Se dire qu’on tient un scoop.

Ouvrir son traitement de texte.

Inscrire en gras « Exclusif » en guise d’ouverture.

Dégotter un titre aussi audacieux qu’instructif : « Carla Bruni a rencontré Marina Petrella. »

Taper le chapeau, tout en retenue et sobriété : « Carla Bruni-Sarkozy raconte à Libération qu’accompagnée de sa soeur la réalisatrice Valéria Bruni-Tedeschi, elle est allée prévenir dès mercredi après-midi Marina Petrella qu’elle ne serait pas extradée. »

Se relire.

Considérer que c’est tout à fait valable.

Prendre une gorgée de café froid, grimacer et balancer le reste du gobelet.

Se lancer dans le corps de l’article, laisser courir ses doigts sur le clavier, boucler le papier en moins d’une heure.

Ne pas mettre les choses en perspective.

Ne pas se montrer critique.

Ne pas s’interroger sur le plan de communication de l’épouse du président.

Ne pas vérifier ses assertions.

Ne pas appeler M° Irène Terrel, avocate de Marina Petrella, pour s’assurer que l’ancienne brigadiste avait bien été prévenue par Carla de sa non-extradition dès mercredi quand les dépêches d’agence évoquent la date de samedi.

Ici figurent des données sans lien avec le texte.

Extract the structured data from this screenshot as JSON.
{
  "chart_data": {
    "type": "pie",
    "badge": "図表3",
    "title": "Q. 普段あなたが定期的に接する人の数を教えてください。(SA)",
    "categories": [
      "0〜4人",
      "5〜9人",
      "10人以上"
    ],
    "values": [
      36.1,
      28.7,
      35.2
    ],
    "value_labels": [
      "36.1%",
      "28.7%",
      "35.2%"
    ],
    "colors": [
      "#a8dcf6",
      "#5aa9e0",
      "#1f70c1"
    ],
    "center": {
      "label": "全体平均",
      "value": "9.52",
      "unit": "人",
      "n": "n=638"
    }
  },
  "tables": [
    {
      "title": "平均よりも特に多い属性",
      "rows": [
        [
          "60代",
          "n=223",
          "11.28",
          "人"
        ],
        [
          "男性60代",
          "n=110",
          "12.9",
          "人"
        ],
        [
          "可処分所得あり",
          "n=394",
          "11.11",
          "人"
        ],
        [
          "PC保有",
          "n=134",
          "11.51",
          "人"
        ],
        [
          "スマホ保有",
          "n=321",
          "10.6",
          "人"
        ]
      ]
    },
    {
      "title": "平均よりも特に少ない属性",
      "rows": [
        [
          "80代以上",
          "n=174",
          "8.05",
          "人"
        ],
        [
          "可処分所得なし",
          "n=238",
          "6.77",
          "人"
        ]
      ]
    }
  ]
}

Ne pas se dire que la première dame n’est peut-être pas la mieux placée pour revendiquer le sauvetage in extremis de celle qui se laisse mourir de faim depuis six mois.

Ne pas se demander comment les lecteurs de Libération vont prendre cet énième panégyrique de l’épouse du président.

Réfléchir à une jolie photo pour illustrer l’article et choisir un cliché de Nicolas et Carla souriants et détendus.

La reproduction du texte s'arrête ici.